Анна Квангель поцеловала ее и прошептала:
— Он будет жить, Трудель, и ты тоже! Вы ведь не сделали ничего дурного!
Некоторое время они молча обнимали друг друга. Покоились во взаимной любви, и в каждой вновь затеплилась искорка надежды.
Потом Трудель покачала головой:
— Нет, нам тоже не уцелеть. Слишком много они разузнали. Ты верно говоришь: вообще-то мы ничего дурного не сделали. Карли хранил чужой чемодан, не зная, что в нем, а я по просьбе папы подложила открытку. Но они твердят, что это государственная измена и что нам не сносить головы.
— Наверняка так говорил этот ужасный Лауб!
— Не знаю, как его зовут, да и не хочу знать. Какая разница? Они же все такие! И в здешней конторе тоже все такие, одним миром мазаны. Хотя, может, оно и неплохо — долгие годы сидеть в одной тюрьме…
— Долгие годы их власть уже не продержится, Трудель!
— Кто знает? Ведь чего они только не вытворяли с евреями и другими народами — совершенно безнаказанно! Ты правда веришь, мама, что Бог есть?
— Да, Трудель, верю. Отто никогда не разрешал, но это мой единственный секрет от него — я до сих пор верю в Бога.
— А вот я никогда толком в него не верила. Но хорошо бы он существовал, ведь тогда бы я знала, что после смерти мы с Карли будем вместе!
— Да, Трудель, будете. Понимаешь, Отто тоже в Бога не верит. Дескать, он знает: вместе с этой жизнью все кончится. А вот я знаю, после нашей смерти мы непременно будем вместе, во веки веков. Я уверена, Трудель!
Трудель глянула на нары с неподвижным телом, опять испугалась.
— Какой ужасный вид у нее, у этой женщины! Страшно смотреть — трупные пятна, все тело раздулось! Не хотелось бы мне вот так лежать, мама!
— Она уже третий день так лежит, Трудель, они ее не уносят. Когда умерла, она выглядела красиво, такая спокойная, умиротворенная, торжественная. Теперь душа ее улетела, теперь здесь только гниющая плоть.
— Пусть ее унесут! Не могу я на нее смотреть! Не могу дышать этой вонью!
Анна Квангель не успела ее остановить, Трудель устремилась к двери. Забарабанила кулаками по железу, закричала:
— Откройте! Откройте немедленно! Послушайте!
Вот это зря, шуметь запрещалось, собственно, запрещалось даже разговаривать.

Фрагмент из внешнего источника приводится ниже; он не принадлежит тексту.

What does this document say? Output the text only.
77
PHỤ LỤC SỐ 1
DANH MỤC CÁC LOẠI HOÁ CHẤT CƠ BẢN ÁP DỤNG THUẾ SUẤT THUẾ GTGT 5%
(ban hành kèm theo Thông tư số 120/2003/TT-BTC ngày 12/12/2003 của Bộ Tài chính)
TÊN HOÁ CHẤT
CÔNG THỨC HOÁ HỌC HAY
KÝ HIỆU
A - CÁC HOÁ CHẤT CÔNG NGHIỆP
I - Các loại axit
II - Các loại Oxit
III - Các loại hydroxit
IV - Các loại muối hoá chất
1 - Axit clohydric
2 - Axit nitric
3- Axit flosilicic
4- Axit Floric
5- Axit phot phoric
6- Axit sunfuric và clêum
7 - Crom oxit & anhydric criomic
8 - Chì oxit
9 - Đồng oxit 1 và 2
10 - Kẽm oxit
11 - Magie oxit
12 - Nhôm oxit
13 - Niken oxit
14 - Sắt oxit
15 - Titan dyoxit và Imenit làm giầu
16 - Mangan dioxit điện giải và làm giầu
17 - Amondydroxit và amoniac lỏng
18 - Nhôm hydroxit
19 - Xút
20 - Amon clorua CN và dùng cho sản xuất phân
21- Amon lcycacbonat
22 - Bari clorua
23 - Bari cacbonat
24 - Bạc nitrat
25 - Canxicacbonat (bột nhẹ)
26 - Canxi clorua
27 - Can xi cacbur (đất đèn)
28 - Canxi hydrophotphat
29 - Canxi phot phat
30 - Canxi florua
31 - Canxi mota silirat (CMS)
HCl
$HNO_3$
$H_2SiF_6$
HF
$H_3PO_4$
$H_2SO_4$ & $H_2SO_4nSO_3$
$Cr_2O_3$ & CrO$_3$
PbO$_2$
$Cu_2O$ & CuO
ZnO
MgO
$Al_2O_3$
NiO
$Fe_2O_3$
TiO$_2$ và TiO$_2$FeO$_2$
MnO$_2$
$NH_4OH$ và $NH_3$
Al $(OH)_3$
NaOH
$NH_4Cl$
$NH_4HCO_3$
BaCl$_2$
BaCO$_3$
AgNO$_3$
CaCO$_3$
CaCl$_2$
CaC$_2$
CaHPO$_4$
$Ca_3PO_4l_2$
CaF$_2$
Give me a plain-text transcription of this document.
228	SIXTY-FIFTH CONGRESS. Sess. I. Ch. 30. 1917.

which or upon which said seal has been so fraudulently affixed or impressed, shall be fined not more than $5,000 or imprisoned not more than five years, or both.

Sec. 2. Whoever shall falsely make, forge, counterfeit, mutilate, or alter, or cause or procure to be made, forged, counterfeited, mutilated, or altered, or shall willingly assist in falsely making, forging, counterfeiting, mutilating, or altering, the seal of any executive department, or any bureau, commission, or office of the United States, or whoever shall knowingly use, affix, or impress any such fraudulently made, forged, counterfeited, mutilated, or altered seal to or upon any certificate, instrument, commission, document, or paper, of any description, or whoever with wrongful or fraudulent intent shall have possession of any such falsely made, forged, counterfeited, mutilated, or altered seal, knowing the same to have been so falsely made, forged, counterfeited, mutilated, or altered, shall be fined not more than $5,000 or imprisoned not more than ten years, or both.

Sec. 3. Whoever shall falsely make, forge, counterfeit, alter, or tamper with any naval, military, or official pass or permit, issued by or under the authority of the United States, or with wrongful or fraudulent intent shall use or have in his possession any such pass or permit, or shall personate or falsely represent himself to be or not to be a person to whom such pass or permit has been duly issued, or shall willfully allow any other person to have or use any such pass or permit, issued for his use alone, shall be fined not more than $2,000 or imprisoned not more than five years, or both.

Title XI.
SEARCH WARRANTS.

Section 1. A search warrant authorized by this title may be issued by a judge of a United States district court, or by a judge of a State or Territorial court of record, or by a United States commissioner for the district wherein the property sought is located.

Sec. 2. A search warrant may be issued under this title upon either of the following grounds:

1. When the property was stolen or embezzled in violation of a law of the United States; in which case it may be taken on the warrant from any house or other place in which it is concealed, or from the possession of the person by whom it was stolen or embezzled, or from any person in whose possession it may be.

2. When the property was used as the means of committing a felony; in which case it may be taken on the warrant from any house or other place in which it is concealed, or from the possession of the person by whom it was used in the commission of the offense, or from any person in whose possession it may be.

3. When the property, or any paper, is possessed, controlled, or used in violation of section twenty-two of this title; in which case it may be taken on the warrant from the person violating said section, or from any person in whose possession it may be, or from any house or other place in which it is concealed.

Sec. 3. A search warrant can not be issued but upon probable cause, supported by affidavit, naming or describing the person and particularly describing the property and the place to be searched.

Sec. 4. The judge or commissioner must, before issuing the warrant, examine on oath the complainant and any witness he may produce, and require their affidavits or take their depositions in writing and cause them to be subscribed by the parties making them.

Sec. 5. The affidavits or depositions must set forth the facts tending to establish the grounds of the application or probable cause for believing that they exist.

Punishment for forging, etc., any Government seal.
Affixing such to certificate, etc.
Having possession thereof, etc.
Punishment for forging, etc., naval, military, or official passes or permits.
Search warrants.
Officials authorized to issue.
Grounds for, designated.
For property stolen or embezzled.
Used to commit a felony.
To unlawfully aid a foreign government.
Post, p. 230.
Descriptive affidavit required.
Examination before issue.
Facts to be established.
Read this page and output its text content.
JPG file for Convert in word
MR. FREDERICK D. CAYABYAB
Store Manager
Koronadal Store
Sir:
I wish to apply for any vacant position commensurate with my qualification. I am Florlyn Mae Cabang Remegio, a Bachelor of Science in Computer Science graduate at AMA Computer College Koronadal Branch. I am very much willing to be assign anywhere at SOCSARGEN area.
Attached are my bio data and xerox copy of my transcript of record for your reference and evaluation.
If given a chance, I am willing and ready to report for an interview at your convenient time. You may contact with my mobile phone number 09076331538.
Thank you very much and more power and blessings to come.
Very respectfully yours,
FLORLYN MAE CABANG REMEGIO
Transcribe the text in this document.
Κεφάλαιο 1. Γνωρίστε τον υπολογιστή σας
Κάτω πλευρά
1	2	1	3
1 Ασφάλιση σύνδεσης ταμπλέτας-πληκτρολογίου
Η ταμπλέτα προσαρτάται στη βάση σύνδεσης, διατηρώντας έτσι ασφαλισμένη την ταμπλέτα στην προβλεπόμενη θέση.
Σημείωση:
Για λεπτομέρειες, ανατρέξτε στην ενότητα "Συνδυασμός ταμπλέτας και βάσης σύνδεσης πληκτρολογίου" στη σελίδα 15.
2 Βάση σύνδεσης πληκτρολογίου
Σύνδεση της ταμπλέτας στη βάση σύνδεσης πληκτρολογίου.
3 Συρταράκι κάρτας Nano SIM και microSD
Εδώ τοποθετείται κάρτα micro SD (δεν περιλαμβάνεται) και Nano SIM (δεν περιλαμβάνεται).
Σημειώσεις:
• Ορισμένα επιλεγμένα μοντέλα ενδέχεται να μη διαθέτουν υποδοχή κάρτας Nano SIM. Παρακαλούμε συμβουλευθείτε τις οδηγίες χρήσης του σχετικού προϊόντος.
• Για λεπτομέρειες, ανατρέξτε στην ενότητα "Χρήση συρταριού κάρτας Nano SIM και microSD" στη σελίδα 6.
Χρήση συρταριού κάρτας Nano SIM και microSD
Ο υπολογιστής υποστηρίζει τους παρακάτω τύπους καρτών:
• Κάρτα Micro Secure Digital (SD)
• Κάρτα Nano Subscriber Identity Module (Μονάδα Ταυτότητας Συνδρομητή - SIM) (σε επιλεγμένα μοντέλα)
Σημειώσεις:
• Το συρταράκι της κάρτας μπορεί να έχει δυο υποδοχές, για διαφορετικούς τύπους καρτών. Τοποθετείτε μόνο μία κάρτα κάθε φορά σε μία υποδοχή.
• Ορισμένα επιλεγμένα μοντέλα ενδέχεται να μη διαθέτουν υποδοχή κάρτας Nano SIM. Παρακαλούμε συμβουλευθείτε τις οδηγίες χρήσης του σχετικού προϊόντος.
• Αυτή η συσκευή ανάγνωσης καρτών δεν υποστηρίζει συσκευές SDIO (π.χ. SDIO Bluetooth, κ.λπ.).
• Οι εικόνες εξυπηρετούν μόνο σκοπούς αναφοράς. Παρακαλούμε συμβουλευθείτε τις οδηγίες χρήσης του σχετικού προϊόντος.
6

Анна Квангель подбежала к Трудель, схватила за руки, оттащила от двери, испуганно шепча:
— Не делай этого, Трудель! Это запрещено! Ведь заявятся и только изобьют тебя!
Но было уже поздно. Замок щелкнул, в камеру, размахивая резиновой дубинкой, ворвался высоченный эсэсовец.
— Вы чего тут разорались, шлюхи? — рявкнул он. — Чего раскомандовались, грязное отродье?
Женщины испуганно смотрели на него из угла камеры.
Он к ним не приблизился, бить не стал. Опустил дубинку и буркнул:
— Вонища тут, как в мертвецкой! Давно она тут лежит?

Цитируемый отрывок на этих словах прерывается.